Pour qu'une opération dont l'effet porte sur une année donnée soit prise en compte au titre de cette même année par l'établissement mentionné à l'article L. 621-1, la demande d'enregistrement doit être déposée au plus tard le dernier jour ouvrable du mois de février de l'année qui suit et l'ensemble des pièces justificatives permettant l'enregistrement définitif de l'opération doit être déposé avant le 30 avril de cette même année.

Les moulins écrasant moins de 350 quintaux de blé tendre par an pour la production de farine destinée à la consommation humaine en France métropolitaine sont dispensés de l'obligation de détenir le contingent de meunerie mentionné à l'article L. 621-30. Ils doivent procéder à leur enregistrement auprès de l'établissement mentionné à l'article L. 621-1 un mois avant le début d'exploitation. Par dérogation à l'article D. 666-20, ils transmettent leurs états statistiques mensuels à cet établissement une fois par an.

Sauf dispositions particulières, les sommes exigibles au titre des taxes, cotisations et redevances prévues à l'article L. 621-32 sont liquidées sur production, en trois exemplaires, de déclarations conformes aux modèles fixés par la direction générale des douanes et droits indirects et remises ou adressées au directeur des services fiscaux dans les dix premiers jours du mois suivant celui au titre duquel les taxes, cotisations et redevances sont applicables. Elles doivent être obligatoirement acquittées au plus tard le 25 du mois de la déclaration.

Les taxes et cotisations afférentes au maïs en épis sont assises et perçues sur le poids de maïs en grains reconnu à la réception.

Peuvent effectuer le contrôle de toutes les opérations concernant l'application du présent chapitre les agents habilités de l'établissement mentionné à l'article L. 621-1 et de la direction générale des douanes et droits indirects.

Les membres de l'inspection générale des finances et les fonctionnaires habilités du ministère de l'agriculture peuvent, comme les agents désignés ci-dessus, se faire représenter pour l'exercice de leur contrôle tous registres et documents nécessaires.

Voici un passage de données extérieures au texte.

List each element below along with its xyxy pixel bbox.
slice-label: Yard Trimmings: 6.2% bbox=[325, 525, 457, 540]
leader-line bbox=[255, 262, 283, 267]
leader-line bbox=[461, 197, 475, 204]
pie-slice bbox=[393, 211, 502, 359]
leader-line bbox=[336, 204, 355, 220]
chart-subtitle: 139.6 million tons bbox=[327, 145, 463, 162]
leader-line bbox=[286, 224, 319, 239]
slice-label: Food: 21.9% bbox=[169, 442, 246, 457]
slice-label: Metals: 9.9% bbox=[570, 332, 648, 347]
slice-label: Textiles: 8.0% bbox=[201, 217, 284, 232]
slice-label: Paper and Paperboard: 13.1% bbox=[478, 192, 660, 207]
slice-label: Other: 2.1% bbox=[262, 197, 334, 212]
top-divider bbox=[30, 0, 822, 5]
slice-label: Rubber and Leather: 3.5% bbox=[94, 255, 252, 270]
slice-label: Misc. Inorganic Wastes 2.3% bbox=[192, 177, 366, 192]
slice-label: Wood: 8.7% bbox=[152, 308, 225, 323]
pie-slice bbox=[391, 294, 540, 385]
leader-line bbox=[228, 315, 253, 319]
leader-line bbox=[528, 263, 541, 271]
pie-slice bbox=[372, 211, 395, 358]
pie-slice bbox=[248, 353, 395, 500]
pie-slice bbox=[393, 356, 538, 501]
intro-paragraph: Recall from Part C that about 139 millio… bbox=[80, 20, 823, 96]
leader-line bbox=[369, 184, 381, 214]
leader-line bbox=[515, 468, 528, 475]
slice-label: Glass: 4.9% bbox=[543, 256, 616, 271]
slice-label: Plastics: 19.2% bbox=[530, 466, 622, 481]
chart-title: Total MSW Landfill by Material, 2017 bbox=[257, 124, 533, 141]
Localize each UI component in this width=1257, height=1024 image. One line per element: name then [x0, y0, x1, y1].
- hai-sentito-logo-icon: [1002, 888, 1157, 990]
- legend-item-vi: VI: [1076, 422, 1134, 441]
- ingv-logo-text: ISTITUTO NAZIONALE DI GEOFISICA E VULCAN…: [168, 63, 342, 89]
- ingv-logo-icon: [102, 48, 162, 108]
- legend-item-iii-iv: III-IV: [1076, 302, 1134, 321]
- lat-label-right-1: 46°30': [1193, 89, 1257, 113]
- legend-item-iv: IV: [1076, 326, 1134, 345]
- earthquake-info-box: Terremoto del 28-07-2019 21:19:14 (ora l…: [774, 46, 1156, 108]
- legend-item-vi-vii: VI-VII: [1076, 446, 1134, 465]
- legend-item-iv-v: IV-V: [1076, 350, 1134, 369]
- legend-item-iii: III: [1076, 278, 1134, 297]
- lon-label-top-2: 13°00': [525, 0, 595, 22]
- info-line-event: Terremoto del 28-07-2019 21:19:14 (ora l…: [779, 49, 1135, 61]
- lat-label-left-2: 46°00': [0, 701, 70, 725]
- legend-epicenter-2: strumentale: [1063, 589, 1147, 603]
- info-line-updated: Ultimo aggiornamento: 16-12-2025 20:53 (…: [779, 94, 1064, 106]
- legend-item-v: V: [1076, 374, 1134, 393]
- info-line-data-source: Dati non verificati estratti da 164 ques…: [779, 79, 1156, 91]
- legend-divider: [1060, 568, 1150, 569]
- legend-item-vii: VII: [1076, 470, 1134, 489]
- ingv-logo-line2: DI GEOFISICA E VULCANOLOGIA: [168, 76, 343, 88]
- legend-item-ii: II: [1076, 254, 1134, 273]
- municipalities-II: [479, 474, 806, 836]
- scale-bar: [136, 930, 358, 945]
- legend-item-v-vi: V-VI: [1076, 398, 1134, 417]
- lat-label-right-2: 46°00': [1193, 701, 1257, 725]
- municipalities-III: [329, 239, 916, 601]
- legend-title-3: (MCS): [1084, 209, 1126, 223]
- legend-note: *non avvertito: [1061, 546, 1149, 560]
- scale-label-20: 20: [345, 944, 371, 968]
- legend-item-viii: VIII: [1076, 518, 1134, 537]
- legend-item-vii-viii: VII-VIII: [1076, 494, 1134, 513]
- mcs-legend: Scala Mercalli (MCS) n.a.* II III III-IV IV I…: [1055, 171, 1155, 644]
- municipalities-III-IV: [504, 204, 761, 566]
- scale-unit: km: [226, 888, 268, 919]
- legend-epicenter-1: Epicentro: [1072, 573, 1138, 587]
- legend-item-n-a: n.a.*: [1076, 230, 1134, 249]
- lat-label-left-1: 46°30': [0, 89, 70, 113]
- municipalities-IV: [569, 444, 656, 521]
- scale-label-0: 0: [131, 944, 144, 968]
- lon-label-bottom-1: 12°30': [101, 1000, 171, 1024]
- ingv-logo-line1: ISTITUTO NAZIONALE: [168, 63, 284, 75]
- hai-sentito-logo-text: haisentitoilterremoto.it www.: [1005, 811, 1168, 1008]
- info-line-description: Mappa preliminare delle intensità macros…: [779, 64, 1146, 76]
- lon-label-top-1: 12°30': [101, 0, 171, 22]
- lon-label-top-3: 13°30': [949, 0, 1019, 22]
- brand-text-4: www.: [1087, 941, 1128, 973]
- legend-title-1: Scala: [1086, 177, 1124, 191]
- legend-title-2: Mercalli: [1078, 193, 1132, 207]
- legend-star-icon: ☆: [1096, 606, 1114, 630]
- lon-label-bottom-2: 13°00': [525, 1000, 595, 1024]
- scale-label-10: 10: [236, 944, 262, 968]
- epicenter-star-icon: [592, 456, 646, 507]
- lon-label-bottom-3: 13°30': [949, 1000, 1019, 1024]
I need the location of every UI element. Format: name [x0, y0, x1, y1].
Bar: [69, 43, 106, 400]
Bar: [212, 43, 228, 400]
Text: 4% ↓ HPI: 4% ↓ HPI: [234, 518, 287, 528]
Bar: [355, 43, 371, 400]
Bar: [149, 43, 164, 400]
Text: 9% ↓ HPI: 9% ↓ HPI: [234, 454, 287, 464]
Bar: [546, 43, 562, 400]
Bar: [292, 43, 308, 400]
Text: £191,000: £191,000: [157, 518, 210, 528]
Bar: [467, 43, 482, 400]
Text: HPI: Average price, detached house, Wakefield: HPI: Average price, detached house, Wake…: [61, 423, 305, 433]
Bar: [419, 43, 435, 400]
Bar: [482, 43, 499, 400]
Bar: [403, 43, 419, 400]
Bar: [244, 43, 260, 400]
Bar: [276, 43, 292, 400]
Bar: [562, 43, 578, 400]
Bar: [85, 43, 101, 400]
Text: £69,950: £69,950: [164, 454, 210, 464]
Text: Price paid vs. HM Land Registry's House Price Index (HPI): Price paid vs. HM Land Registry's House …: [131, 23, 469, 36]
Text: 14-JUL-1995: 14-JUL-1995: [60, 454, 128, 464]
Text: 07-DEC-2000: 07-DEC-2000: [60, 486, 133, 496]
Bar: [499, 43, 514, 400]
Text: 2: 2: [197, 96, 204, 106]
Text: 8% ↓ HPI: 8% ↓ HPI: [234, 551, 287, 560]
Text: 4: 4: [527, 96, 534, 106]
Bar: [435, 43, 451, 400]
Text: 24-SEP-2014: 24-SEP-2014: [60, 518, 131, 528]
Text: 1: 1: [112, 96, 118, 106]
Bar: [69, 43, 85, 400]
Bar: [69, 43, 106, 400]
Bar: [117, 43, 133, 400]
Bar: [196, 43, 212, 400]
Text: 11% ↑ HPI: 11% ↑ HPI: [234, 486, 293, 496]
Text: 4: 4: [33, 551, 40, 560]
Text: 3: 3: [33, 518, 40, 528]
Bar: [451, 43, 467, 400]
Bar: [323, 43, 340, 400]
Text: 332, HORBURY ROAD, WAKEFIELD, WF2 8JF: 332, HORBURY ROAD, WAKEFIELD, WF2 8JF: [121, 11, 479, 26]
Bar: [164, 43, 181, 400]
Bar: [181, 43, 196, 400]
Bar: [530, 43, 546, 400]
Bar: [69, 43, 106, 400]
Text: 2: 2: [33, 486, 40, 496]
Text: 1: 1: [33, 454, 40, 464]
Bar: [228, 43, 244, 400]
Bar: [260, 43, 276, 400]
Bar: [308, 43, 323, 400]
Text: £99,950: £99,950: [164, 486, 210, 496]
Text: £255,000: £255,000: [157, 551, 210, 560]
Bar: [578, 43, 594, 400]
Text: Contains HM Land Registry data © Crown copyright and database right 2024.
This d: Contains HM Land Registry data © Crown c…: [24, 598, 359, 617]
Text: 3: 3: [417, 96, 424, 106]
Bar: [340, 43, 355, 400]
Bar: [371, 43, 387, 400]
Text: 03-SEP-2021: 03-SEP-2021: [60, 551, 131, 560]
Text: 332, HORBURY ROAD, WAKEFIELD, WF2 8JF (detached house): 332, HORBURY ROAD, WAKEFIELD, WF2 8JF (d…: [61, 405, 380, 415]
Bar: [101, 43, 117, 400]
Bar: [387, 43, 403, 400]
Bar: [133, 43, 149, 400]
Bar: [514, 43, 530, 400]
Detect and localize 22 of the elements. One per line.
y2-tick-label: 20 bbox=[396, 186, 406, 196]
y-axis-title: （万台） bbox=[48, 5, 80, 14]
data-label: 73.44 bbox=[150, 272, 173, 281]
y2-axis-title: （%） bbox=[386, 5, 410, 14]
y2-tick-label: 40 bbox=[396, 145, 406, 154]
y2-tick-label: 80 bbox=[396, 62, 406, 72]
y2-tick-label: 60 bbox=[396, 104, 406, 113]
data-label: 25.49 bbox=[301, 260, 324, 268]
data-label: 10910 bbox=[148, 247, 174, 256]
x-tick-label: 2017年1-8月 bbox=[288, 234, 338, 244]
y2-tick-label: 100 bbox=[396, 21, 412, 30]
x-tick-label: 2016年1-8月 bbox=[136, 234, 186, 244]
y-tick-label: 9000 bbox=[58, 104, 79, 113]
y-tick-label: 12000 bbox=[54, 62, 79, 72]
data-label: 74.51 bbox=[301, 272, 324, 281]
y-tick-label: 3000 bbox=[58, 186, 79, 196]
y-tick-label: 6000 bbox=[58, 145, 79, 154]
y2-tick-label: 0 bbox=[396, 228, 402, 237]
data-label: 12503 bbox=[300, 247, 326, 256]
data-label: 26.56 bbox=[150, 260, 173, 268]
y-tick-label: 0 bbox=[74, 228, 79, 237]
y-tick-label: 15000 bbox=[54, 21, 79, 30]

Les agents habilités à procéder au contrôle peuvent, chez tous les exploitants de moulins et les personnes, sociétés ou intermédiaires mentionnés à la présente section, effectuer, dans le registre spécial ou la comptabilité en tenant lieu, les correspondances, contrats, marchés et documents administratifs ou commerciaux, ainsi que dans les locaux affectés à l'industrie ou au commerce des blés, des farines et autres produits dérivés des blés, toutes vérifications, recherches et reconnaissances nécessaires à l'application des textes légaux et réglementaires concernant l'organisation et la défense du marché du blé des dispositions du présent chapitre ainsi que de celles prises pour son application.

Sont soumis au contrôle de l'établissement mentionné à l'article L. 621-1 les mélanges de grains contenant au moins 10 % de blé, de seigle, d'avoine, d'orge, d'escourgeon, de maïs ou de riz.

La dénomination " méteil ” est réservée au produit de la culture et du battage d'un mélange de blé et de seigle, mélange dans lequel le seigle entre pour la proportion de 50 % au moins, à l'exclusion de tout mélange de blé et de seigle effectué postérieurement au battage.

Les oléagineux mentionnés à l'article L. 667-2 comprennent le colza, la navette, le tournesol, le soja et le lin oléagineux.

Les dispositions des articles D. 666-1 à D. 666-9 sont applicables, mutatis mutandis, à la collecte des oléagineux.